RE: You say you are not a chemist. Neither are you a biologist and neither apparently do you have any experience with, or knowledge of, how Colloidal Silver works inside the body.
A. I'd first question who has knowledge of how Colloidal Silver works inside the body, and what studies we could reference on this.
RE: Instead, ionic solutions which are sold commercially or made at home have silver particles which typically range in size from 15 nanometers and up.

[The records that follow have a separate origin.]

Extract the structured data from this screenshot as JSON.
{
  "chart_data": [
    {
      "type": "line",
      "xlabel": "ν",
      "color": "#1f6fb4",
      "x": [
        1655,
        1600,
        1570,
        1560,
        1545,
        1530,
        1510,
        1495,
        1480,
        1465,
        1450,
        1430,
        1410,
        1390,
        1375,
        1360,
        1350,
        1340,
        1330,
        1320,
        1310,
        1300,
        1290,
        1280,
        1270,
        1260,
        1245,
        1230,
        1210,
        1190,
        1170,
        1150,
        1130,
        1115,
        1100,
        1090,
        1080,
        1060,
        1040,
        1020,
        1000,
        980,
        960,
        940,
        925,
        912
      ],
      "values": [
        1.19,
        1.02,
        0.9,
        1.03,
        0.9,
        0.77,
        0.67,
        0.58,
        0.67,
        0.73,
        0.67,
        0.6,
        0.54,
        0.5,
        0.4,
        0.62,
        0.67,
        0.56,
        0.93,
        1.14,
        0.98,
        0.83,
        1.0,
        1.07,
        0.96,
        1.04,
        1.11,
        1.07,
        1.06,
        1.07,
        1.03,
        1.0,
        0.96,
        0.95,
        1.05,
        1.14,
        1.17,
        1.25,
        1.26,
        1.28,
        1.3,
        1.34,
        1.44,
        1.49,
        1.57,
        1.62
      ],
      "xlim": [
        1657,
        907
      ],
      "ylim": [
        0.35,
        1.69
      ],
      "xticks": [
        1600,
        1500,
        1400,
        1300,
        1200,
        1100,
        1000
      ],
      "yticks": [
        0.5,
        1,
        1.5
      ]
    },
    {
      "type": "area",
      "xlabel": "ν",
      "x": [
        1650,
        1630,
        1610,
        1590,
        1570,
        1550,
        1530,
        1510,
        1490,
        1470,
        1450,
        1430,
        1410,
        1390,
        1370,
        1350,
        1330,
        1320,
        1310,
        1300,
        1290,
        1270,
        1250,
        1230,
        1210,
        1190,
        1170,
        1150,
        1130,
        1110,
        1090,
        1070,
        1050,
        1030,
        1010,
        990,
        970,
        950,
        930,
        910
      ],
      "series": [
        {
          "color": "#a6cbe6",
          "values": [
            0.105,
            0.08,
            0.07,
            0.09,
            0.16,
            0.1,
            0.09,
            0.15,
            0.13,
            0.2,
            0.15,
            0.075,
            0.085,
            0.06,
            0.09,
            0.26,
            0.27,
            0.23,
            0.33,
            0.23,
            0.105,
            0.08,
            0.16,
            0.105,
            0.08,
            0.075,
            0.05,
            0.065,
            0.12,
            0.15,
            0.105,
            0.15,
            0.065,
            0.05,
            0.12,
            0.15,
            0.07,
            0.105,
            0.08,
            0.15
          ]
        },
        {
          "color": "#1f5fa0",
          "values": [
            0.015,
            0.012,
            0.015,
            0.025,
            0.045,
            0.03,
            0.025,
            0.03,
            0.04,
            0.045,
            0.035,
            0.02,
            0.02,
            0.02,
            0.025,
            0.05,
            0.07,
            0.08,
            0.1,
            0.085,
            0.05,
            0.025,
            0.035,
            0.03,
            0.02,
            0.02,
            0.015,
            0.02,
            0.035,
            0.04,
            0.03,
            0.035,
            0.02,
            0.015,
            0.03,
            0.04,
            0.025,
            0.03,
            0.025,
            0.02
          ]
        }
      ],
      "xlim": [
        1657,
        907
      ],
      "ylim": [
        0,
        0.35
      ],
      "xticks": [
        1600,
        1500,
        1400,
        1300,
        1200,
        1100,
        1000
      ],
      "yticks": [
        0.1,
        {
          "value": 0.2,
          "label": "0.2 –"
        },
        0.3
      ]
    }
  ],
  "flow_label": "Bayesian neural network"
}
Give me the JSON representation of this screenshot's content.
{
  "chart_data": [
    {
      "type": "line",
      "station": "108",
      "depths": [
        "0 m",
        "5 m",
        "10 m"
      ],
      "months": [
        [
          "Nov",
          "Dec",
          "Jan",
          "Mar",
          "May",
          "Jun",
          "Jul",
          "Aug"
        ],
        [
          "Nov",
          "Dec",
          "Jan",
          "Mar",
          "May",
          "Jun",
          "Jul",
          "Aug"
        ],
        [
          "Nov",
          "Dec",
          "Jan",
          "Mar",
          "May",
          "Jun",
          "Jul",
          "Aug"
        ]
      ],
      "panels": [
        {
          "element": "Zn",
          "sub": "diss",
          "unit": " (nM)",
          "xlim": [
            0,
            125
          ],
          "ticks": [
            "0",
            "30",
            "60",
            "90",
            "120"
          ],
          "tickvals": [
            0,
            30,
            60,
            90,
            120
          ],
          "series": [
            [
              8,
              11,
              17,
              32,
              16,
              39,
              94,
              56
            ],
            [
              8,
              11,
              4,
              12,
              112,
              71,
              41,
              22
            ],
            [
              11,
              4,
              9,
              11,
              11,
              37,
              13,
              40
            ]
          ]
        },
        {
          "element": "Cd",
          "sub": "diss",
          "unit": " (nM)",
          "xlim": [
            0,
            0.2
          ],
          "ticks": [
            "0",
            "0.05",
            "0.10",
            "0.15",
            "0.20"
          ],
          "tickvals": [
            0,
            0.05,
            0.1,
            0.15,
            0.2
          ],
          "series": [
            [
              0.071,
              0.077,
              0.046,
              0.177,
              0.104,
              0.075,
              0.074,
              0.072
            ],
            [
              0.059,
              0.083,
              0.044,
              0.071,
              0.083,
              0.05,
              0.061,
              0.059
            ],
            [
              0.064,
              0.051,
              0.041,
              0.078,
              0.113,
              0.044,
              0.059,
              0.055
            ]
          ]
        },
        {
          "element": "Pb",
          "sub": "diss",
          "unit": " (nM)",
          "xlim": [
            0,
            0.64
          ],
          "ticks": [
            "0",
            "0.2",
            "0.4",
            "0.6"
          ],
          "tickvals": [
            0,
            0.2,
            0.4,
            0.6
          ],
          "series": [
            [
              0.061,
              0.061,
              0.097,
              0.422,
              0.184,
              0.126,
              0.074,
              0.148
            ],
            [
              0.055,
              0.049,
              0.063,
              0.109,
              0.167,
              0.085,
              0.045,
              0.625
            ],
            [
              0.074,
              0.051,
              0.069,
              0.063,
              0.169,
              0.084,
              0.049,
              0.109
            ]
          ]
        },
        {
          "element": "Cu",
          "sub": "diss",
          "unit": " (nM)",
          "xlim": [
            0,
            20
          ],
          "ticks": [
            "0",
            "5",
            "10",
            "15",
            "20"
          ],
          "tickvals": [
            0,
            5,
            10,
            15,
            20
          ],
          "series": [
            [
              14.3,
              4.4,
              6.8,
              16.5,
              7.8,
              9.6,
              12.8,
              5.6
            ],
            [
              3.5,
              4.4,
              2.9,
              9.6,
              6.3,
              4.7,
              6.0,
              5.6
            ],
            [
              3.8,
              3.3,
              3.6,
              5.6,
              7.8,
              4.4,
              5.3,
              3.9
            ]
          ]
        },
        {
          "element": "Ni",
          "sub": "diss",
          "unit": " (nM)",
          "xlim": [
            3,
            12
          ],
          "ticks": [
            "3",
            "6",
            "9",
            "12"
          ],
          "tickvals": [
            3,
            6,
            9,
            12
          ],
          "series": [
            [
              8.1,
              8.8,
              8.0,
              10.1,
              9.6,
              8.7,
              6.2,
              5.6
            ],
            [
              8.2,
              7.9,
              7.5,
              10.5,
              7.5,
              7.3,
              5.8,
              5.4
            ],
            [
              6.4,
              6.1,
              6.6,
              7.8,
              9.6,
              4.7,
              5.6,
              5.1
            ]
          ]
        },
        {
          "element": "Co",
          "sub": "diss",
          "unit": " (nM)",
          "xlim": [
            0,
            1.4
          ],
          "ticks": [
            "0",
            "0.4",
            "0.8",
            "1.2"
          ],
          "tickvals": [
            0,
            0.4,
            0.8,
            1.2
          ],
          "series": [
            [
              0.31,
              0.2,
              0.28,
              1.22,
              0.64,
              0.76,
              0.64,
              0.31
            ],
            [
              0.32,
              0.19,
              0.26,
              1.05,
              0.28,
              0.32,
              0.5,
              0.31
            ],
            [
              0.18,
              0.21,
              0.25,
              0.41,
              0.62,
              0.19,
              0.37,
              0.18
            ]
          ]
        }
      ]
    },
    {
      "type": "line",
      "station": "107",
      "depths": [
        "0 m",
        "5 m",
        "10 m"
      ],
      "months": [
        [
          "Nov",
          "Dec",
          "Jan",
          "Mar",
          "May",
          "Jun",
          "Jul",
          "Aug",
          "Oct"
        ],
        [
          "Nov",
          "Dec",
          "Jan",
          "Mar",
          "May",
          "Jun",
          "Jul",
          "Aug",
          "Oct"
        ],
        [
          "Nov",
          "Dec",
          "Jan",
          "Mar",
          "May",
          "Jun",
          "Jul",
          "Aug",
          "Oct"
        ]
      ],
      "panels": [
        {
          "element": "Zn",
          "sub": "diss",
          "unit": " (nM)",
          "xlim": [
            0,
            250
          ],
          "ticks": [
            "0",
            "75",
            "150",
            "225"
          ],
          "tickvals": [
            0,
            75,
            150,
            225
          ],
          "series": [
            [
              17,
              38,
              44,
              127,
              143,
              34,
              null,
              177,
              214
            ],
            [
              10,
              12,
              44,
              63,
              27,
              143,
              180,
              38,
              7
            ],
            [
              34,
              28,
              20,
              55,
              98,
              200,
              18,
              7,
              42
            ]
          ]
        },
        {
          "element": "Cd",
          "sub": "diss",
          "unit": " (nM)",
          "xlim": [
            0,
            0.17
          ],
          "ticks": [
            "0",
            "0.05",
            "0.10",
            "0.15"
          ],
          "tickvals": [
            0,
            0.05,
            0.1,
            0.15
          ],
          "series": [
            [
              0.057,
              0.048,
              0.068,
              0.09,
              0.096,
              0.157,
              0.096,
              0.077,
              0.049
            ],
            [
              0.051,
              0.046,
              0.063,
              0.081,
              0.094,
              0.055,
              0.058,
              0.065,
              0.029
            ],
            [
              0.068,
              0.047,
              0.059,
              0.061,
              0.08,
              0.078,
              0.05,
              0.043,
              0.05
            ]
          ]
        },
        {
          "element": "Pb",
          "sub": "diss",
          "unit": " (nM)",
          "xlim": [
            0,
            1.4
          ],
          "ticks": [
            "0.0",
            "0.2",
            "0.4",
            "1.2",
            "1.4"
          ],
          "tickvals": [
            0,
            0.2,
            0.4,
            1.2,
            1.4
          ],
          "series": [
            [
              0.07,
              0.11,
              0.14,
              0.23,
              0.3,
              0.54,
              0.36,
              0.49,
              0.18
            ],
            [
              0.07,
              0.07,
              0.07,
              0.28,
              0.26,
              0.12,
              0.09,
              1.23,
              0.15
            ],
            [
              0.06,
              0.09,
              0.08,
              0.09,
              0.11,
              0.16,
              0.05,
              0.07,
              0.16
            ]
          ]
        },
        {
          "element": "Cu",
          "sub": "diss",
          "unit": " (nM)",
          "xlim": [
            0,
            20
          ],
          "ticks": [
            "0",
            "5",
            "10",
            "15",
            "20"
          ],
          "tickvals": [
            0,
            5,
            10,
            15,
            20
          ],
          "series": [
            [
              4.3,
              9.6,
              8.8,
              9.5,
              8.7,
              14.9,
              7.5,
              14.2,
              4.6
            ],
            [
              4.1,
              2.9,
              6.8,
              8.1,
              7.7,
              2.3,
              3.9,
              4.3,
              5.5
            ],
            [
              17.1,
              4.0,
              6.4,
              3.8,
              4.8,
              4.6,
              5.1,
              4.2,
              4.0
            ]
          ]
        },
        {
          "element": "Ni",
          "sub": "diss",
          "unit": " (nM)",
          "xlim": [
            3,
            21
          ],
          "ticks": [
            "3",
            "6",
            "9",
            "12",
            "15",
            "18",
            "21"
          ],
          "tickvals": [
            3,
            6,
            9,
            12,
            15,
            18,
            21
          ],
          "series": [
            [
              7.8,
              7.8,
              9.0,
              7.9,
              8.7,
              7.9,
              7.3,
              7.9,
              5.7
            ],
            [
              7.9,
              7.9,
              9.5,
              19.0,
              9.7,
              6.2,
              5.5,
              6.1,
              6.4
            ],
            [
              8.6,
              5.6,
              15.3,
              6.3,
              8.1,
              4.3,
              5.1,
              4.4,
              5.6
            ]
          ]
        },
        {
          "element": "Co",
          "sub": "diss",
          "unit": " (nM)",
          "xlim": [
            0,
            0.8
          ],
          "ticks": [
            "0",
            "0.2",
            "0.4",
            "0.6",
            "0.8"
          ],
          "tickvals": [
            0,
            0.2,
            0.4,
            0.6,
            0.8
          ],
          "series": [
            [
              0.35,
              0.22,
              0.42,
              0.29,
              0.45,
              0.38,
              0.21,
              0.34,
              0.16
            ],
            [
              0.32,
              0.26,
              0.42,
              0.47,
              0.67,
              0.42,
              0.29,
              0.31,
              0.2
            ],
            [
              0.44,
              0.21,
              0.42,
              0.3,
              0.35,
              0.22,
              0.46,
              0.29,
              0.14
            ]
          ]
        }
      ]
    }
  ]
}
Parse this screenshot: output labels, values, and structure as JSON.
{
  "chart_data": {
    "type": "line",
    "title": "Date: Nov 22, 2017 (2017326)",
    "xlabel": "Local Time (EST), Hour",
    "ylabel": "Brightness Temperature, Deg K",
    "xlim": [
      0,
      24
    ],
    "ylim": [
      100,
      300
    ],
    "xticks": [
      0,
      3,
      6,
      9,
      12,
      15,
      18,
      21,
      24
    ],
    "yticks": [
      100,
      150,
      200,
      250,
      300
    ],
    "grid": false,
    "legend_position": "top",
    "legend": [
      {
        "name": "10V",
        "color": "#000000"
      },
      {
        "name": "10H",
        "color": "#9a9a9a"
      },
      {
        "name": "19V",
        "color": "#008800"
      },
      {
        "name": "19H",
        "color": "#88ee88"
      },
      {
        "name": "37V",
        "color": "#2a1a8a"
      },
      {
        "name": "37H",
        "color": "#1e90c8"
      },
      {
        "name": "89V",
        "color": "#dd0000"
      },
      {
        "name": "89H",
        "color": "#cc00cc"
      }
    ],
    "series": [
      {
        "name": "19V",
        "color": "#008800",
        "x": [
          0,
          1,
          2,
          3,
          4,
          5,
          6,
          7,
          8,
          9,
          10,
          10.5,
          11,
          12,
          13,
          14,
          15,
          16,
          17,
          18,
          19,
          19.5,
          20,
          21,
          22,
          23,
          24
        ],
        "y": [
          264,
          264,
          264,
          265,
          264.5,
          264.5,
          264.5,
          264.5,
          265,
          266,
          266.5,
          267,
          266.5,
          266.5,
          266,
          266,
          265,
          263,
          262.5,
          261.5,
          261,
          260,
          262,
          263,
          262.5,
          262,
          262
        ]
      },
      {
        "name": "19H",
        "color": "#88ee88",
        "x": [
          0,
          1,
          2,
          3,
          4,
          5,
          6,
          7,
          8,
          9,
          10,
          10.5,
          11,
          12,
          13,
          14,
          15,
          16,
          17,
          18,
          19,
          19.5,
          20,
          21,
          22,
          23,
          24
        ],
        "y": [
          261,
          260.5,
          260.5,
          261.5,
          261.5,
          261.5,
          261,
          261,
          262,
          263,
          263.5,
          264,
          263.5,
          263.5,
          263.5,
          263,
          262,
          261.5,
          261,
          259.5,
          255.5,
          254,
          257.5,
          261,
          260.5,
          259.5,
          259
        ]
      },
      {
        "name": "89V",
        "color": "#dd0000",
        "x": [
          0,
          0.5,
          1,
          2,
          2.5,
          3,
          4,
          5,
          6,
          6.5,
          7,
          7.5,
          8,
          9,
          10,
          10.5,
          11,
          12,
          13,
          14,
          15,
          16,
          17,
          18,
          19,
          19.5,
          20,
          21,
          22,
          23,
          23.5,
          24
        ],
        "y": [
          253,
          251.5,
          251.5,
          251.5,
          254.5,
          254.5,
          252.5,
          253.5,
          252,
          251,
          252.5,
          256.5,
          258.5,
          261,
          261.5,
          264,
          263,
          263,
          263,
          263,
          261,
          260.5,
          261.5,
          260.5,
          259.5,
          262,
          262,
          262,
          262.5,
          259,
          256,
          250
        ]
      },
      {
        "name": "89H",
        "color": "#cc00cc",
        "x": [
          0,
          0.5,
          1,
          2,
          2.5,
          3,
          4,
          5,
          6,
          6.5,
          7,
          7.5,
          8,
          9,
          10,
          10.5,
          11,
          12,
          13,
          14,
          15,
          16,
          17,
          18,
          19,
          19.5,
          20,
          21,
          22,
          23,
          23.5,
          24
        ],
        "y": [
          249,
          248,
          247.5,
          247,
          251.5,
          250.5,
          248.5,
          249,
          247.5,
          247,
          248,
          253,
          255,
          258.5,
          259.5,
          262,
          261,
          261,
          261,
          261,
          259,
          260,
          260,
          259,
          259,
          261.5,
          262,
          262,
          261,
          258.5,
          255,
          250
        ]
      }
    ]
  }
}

A. While I believe that compounds such as silver oxides could easily measure or exceed 15nm, it remains this would not encompass the properties that would qualify the ionic silver nomenclature - such as; when silver oxides enter into solubility, or the ions generated at the anode either; pair-up, or bond with other molecules in solubility. And so, I'm thinking you're going to have to choose whether or not you accept these solutions to be ionic so-as to avoid a double standard. ie, based on what you've written, it would appear that you're attempting to argue both sides. By either presenting criticisms against ionic solutions on the one hand, while ignoring the very same properties to support your own conclusions or interests(see).
In short, if a solution is ionic, then it must therefore contain silver ions in solubility. Likewise, if it contains soluble ions, then these must therefore meet the qualifications or properties to prove true. Otherwise, it would not be ionic.
RE: Given your evident regard for degrees, perhaps you might appreciate the fact that the owner of Purest Colloids, which makes the true Colloidal Silver product Mesosilver, has a PhD from MIT and worked for NASA.
A. I regret to tell you, that this particular statement seems rather disingenuous with respect to your opening criticism. As you now appear to be referencing someone who is; not a chemist, neither a biologist or even having any experience with, or knowledge of, how Colloidal Silver works inside the body(see).
RE: ...one would surely think he would have known better than to have spent half a million dollars on equipment to make a solution that was over 85% true Colloidal Silver
A. I'm not sure how or why you'd feel how large sums of money could help your case. Though I'd remind you that many of the greatest discoveries in medicine were not backed by millions of dollars worth of equipment. And so I just don't think these types of arguments prove anything beyond the fact that the commercial production of Colloidal Silver products can be very expensive, and that the profits from such a business can be very lucrative.